À vrai dire, depuis la chute de Ben Ali et la guerre civile à côté, en Libye, je commençais à m’habituer au fait que rien ne soit normal dans cet hôtel. D’accord je n’ai pas votre expérience de ces lieux-là – je suis institutrice quand je ne travaille pas ici – mais je crois pouvoir dire qu’il est unique, ce palace ; pas un client dans le restaurant, la piscine est désertée… Chaque bruit fait sursauter – ça dit quelque chose des silences, non ?
Sur moi ? Comment ça ? Je serais trouillarde ? Vous mesurez mal l’effet produit par le gardien mutique, l’entrée majestueuse, et plus encore le hall, ces lignes dorées parcourant le marbre noir, guidant le regard jusqu’au sommet de la voûte où elles se mêlent et forment un soleil hostile, qui ne redistribue rien… Tout cet or est pour la voûte – sur le brancard la lumière est dure, intraitable, presque grise. La sévérité du hall et de la réception… Le slogan « Luxe, calme et mojito » est une ampoule éteinte. Lorsque les vantaux de la porte se referment sur vous, c’est en produisant un bruit de cataracte qui me donnerait envie de fuir, si j’étais à votre place.
J’attendais Djamila pour vous enlever cet homme et le sauver – mais de quel danger, concrètement ? Rien ne va, ici, pas un client pour être digne, tout est tordu : sur un bord du bassin turquoise, des femmes qui semblent avoir été – m’en veuillez pas, il faut que ça sorte – piétinées par une escouade de brutes épaisses ; et sur le bord opposé des hommes qui n’en sont plus – ou si dégradés qu’on doit forcer l’imaginaire. Ils ont des érections (ceux qui ont encore leur chose, mais aussi les autres, ceux qui la sentent alors qu’ils ne l’ont plus) – et ils vous réclament, malgré que cabossées, mais vous riez parce qu’ils sont morts de faim.
Vous n’avez pas ri avec les autres ? Ah…
Oui, tous les jours. C’est un cercle infernal : ils réclament et elles se moquent. J’ai même entendu : « On serait un troupeau de chèvres que ce serait pareil ! »
J’aime ces rires, les entendre, mais sans arriver à trouver drôles ces hommes qui… Le dégoût l’emporte.
Mes collègues me poursuivent dans le couloir quand je sors à toute vitesse d’une chambre. Mais tant pis, je préfère ça. Qu’elles me disent prude ou coincée ça me va mieux que dessalée comme elles – j’aurais honte des racontars qu’elles pourraient…
Quand je termine mon service, j’ai besoin de rentrer à pied, malgré la fatigue.
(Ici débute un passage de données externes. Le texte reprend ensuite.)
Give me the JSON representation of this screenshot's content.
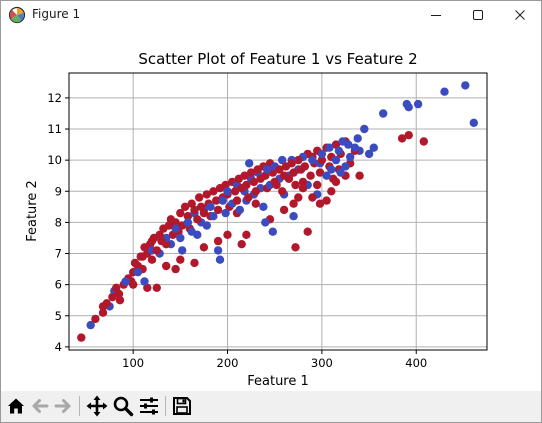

Si je prenais le bus je serais trop vite à la maison, et ce cortège de monstres entreraient dans mon appartement, à la queue leu leu. En face de la mosquée de La Marsa j’achète deux fricassés. Pour recharger les batteries – quand je repars, j’en ai encore pour trente minutes. Il me faut une heure et demie de marche pour les semer et ne pas m’endormir avec eux.
Ah oui, vous dans le hall…
Je me tenais à quelques mètres du brancard, et me disais qu’une fois encore j’allais approcher le feu. « Si ma collègue arrive, on sera obligées d’interrompre la sorcière, la cérémonie secrète… Elle se mettra en colère, et tournera sa magie contre nous deux. Je dois laisser Djamila parler. Qu’elle prenne la foudre, les sortilèges, et non pas moi. »
Heureusement vous êtes partie avant qu’elle n’arrive.
Des forces traversent le hall, qui font vriller les têtes. Si le matin, à l’école, je travaille avec des enfants –
Je ne vous ai pas dit que je suis institutrice ?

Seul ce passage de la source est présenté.